Background: Gene expression profiling of nephropathies may facilitate development of diagnostic strategies for complex renal diseases as well as provide insight into the molecular pathogenesis of kidney diseases. To test molecular based renal disease categorization, differential gene expression profiles were compared between control and hydronephrotic kidneys showing varying degrees of inflammation and fibrosis.
Methods: RNA expression profiles from 9 hydronephrotic and 3 control kidneys were analyzed using small macroarrays dedicated to genes involved in cell-cell contact, matrix turnover, and inflammation. In parallel, the degree of tubulointerstitial inflammation, fibrosis, and tubular atrophy using light microscopy and quantitative immunohistochemical parameters was determined.

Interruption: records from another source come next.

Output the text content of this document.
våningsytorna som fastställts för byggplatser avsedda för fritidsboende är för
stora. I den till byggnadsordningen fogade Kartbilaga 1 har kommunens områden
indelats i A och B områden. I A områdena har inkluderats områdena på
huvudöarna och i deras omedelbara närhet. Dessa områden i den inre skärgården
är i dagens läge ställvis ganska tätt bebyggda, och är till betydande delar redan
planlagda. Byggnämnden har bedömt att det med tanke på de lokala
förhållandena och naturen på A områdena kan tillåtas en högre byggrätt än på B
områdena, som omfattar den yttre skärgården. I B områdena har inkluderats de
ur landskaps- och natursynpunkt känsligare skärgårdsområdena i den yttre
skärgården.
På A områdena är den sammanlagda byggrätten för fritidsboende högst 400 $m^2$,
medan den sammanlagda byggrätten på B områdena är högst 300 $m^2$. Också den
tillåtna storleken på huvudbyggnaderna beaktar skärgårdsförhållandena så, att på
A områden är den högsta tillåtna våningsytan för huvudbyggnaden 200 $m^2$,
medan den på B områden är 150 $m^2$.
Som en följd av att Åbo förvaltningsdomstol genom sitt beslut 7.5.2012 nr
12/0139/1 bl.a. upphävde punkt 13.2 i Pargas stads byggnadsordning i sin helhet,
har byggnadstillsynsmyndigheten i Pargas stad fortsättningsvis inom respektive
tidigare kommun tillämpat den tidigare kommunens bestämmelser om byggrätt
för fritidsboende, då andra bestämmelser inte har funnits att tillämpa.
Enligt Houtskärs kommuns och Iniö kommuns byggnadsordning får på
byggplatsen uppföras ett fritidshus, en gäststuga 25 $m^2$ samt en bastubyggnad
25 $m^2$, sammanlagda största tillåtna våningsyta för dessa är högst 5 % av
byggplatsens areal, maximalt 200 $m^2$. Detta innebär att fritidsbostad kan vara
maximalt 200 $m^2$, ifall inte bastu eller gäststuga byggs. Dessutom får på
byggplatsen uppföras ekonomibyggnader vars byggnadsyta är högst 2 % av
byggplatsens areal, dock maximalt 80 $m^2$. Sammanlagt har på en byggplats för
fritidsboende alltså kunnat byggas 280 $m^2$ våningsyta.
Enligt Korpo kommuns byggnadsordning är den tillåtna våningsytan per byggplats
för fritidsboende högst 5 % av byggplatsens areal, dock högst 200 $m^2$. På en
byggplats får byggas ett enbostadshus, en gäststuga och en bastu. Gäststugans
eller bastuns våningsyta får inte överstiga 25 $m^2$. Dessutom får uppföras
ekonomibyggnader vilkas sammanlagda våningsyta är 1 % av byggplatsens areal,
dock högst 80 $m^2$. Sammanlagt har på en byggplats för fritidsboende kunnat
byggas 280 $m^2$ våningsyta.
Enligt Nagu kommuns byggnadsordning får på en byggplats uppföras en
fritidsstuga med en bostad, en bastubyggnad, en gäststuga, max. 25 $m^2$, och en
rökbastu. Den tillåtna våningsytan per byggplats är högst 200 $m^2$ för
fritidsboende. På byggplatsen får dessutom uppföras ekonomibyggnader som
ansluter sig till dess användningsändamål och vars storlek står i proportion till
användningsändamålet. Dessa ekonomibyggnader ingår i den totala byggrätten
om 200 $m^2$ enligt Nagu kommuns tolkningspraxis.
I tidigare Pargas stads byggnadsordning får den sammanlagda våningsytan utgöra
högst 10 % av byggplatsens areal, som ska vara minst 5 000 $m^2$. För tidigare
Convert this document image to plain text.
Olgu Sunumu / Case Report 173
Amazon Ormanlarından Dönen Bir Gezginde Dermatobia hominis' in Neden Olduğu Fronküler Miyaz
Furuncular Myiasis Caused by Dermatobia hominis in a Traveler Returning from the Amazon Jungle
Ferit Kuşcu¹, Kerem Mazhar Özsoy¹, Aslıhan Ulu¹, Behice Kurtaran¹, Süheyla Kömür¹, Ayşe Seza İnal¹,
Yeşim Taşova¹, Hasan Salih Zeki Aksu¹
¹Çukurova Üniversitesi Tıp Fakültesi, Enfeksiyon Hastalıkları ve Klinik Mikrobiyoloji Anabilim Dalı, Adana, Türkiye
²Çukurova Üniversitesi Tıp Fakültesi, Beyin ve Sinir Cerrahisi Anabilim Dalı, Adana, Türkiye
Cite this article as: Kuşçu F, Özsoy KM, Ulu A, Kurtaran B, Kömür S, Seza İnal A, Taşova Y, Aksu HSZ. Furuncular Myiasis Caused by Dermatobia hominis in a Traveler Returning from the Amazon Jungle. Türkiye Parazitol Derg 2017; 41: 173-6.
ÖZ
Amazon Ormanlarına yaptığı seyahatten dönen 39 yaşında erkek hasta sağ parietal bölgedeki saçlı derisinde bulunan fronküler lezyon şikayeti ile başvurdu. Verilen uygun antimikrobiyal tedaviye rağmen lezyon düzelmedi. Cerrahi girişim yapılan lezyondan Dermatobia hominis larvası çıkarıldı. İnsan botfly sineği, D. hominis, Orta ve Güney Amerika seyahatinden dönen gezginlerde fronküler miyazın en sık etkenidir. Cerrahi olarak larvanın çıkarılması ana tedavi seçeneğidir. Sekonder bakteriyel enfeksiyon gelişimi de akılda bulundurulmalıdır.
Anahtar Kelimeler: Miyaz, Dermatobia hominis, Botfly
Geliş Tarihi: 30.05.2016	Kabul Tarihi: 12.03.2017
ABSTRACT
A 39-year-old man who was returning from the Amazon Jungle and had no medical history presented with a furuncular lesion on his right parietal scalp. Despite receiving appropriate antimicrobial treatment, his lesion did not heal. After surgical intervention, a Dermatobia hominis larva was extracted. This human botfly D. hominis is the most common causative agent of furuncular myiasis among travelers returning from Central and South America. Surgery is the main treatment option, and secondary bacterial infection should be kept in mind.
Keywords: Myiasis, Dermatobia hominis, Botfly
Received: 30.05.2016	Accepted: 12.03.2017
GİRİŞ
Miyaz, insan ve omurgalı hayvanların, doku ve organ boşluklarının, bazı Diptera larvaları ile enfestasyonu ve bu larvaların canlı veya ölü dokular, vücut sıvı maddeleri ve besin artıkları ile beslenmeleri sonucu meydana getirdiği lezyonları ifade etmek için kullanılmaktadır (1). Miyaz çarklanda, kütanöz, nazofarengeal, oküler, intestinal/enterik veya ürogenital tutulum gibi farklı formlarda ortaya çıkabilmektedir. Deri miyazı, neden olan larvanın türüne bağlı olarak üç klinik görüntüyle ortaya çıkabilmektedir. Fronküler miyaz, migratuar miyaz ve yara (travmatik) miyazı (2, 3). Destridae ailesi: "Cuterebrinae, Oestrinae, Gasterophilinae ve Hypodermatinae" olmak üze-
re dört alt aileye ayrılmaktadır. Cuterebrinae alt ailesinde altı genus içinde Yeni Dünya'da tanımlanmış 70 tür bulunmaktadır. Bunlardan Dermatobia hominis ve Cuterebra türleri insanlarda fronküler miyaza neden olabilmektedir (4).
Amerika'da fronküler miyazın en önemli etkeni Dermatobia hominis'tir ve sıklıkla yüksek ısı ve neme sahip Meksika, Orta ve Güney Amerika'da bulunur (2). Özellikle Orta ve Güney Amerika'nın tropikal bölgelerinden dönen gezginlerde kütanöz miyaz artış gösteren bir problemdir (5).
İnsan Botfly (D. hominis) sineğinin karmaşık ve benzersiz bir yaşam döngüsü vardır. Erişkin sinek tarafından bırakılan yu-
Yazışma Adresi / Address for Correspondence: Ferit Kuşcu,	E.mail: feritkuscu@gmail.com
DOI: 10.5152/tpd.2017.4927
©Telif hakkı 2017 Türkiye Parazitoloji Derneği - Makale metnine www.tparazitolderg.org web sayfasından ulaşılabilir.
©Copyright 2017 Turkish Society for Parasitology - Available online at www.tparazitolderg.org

Results: Hierarchic clustering and self-organizing maps led to a gene expression dendrogram with three distinct nodes representing the control group, four kidneys with high inflammation, and five kidneys giving high fibrosis scores. To evaluate the clinical applicability of the marker set, the expression of nine genes (6Ckine, IL-8, MMP-9, MMP-3, MMP-7, urokinase R, CXCR5, integrin-beta4, and pleiotrophin) was tested in tubulointerstitial samples from routine renal biopsies. Seven mRNA markers showed differential regulation in inflammation and fibrosis in the biopsy population. Clinical follow-up revealed stringent correlation between gene expression data and progression of renal disease, and allowed segregation of the biopsies into progressive or stable disease course based on gene expression profiles.
Conclusion: This study suggests the feasibility of gene expression-based disease categorization in human nephropathies based on the extraction of marker gene sets.